Checking on CHEK2 for testicular cancer
Testicular germ cell tumors (TGCTs) are highly heritable and malignant tumors which affect young males. Irrespective of its high heritability, researchers were not able to identify genes predisposed to Mendelian forms of testicular cancer in the past. A team led by Cancer Program associate member Eliezer Van Allen, Saud AlDubayan, and colleagues set out to investigate if inherited pathogenic mutations in DNA repair genes increase susceptibility to TGCTs. Studying a cohort of 884 male adults, the team confirmed that inherited pathogenic mutations in a tumor suppressor gene called CHEK2 increased the risk of testicular cancer up to six times. Read more in JAMA Oncology.

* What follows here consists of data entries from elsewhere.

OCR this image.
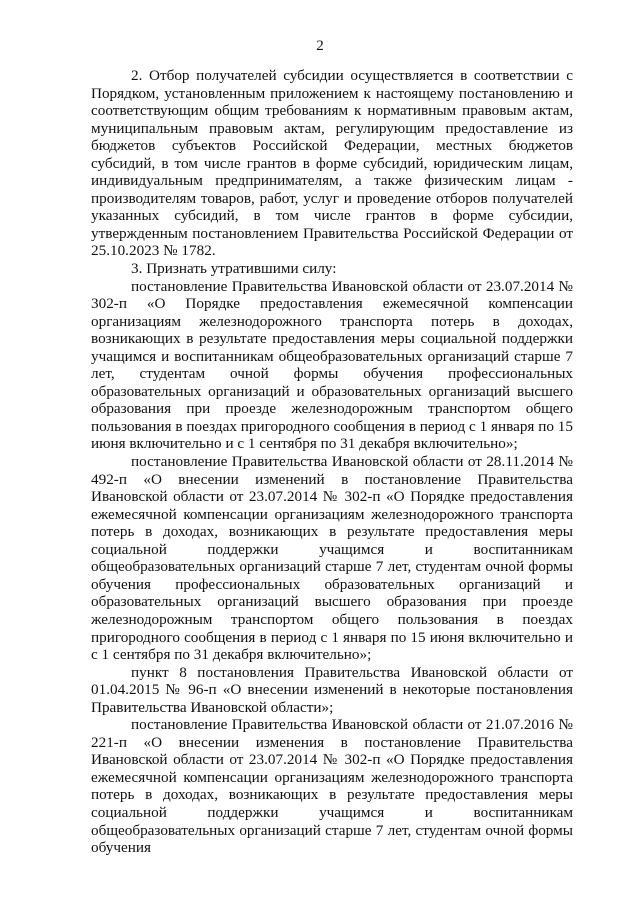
2

2. Отбор получателей субсидии осуществляется в соответствии с Порядком, установленным приложением к настоящему постановлению и соответствующим общим требованиям к нормативным правовым актам, муниципальным правовым актам, регулирующим предоставление из бюджетов субъектов Российской Федерации, местных бюджетов субсидий, в том числе грантов в форме субсидий, юридическим лицам, индивидуальным предпринимателям, а также физическим лицам - производителям товаров, работ, услуг и проведение отборов получателей указанных субсидий, в том числе грантов в форме субсидии, утвержденным постановлением Правительства Российской Федерации от 25.10.2023 № 1782.

3. Признать утратившими силу:

постановление Правительства Ивановской области от 23.07.2014 № 302-п «О Порядке предоставления ежемесячной компенсации организациям железнодорожного транспорта потерь в доходах, возникающих в результате предоставления меры социальной поддержки учащимся и воспитанникам общеобразовательных организаций старше 7 лет, студентам очной формы обучения профессиональных образовательных организаций и образовательных организаций высшего образования при проезде железнодорожным транспортом общего пользования в поездах пригородного сообщения в период с 1 января по 15 июня включительно и с 1 сентября по 31 декабря включительно»;

постановление Правительства Ивановской области от 28.11.2014 № 492-п «О внесении изменений в постановление Правительства Ивановской области от 23.07.2014 № 302-п «О Порядке предоставления ежемесячной компенсации организациям железнодорожного транспорта потерь в доходах, возникающих в результате предоставления меры социальной поддержки учащимся и воспитанникам общеобразовательных организаций старше 7 лет, студентам очной формы обучения профессиональных образовательных организаций и образовательных организаций высшего образования при проезде железнодорожным транспортом общего пользования в поездах пригородного сообщения в период с 1 января по 15 июня включительно и с 1 сентября по 31 декабря включительно»;

пункт 8 постановления Правительства Ивановской области от 01.04.2015 № 96-п «О внесении изменений в некоторые постановления Правительства Ивановской области»;

постановление Правительства Ивановской области от 21.07.2016 № 221-п «О внесении изменения в постановление Правительства Ивановской области от 23.07.2014 № 302-п «О Порядке предоставления ежемесячной компенсации организациям железнодорожного транспорта потерь в доходах, возникающих в результате предоставления меры социальной поддержки учащимся и воспитанникам общеобразовательных организаций старше 7 лет, студентам очной формы обучения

CREating an atlas of the mouse immune system
Few research efforts in the past have looked into pairing epigenomic measurements with transcriptomic measurements, thus limiting the understanding of how epigenomic changes influence gene expression. By pairing the two assays, ATAC-seq (for epigenomic profiling) and RNA-seq (for transcriptomic profiling), associate member Jason Buenrostro, Caleb Lareau, and collaborators built an atlas of 512,595 cis-regulatory elements (CREs) active in 86 cell types of the mouse immune system. CREs are regions of non-coding DNA which regulate the transcription of neighboring genes. This detailed CRE map and breadth of data, published in Cell, will allow the research community to gather improved insights on gene expression patterns in immune cells and disease.